Mortgage and refinance rates usually move in tandem. But note that refinance rates are currently a little higher than those for purchase mortgages. That gap’s likely to remain fairly constant as they change.
Meanwhile, a recent regulatory change has made most mortgages for investment properties and vacation homes more expensive.
How your mortgage interest rate is determined
Mortgage and refinance rates are generally determined by prices in a secondary market (similar to the stock or bond markets) where mortgage-backed securities are traded.
And that’s highly dependent on the economy. So mortgage rates tend to be high when things are going well and low when the economy’s in trouble.

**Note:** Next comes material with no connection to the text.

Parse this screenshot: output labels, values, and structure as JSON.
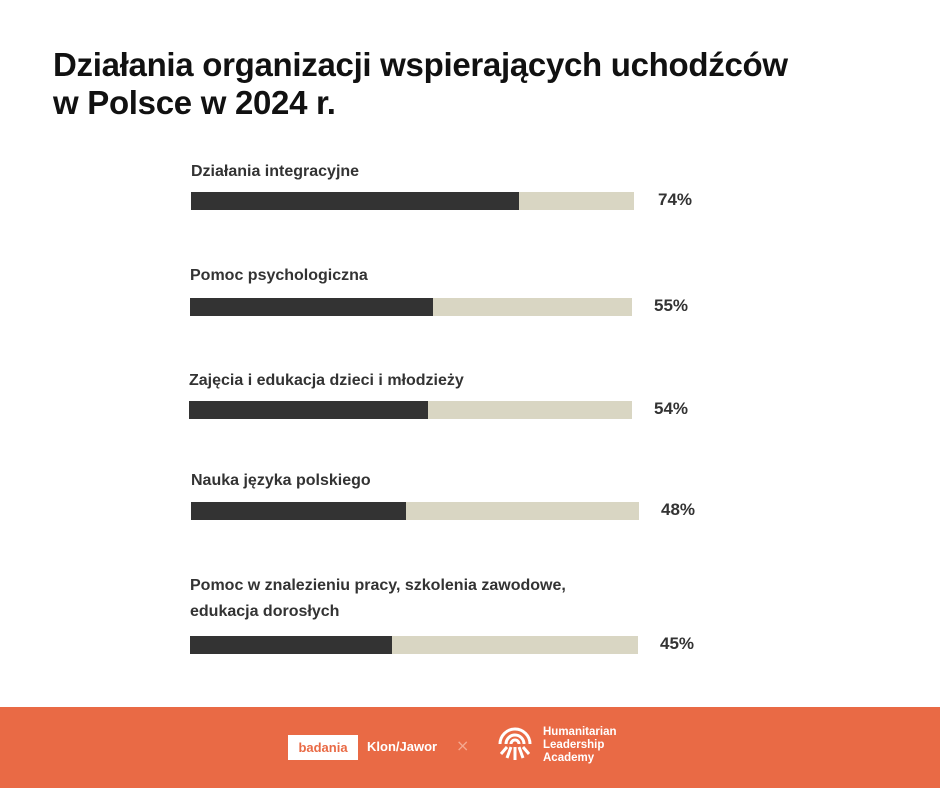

But you play a big part in determining your own mortgage rate in five ways. You can affect it significantly by:
- Shopping around for your best mortgage rate — They vary widely from lender to lender
- Boosting your credit score — Even a small bump can make a big difference to your rate and payments
- Saving the biggest down payment you can — Lenders like you to have real skin in this game
- Keeping your other borrowing modest — The lower your other monthly commitments, the bigger the mortgage you can afford
- Choosing your mortgage carefully — Are you better off with a conventional, FHA, VA, USDA, jumbo or another loan?
Time spent getting these ducks in a row can see you winning lower rates.
Remember, it’s not just a mortgage rate
Be sure to count all your forthcoming homeownership costs when you’re working out how big a mortgage you can afford. So focus on your “PITI” That’s your Principal (pays down the amount you borrowed), Interest (the price of borrowing), (property) Taxes, and (homeowners) Insurance. Our mortgage calculator can help with these.
Depending on your type of mortgage and the size of your down payment, you may have to pay mortgage insurance, too. And that can easily run into three figures every month.
But there are other potential costs. So you’ll have to pay homeowners association dues if you choose to live somewhere with an HOA. And, wherever you live, you should expect repairs and maintenance costs. There’s no landlord to call when things go wrong!
Finally, you’ll find it hard to forget closing costs. You can see those reflected in the annual percentage rate (APR) you’ll be quoted. Because that effectively spreads them out over your loan’s term, making that higher than your straight mortgage rate.
But you may be able to get help with those closing costs and your down payment, especially if you’re a first-time buyer. Read:
Mortgage rate methodology
The Mortgage Reports receives rates based on selected criteria from multiple lending partners each day. We arrive at an average rate and APR for each loan type to display in our chart. Because we average an array of rates, it gives you a better idea of what you might find in the marketplace. Furthermore, we average rates for the same loan types. For example, FHA fixed with FHA fixed. The end result is a good snapshot of daily rates and how they change over time.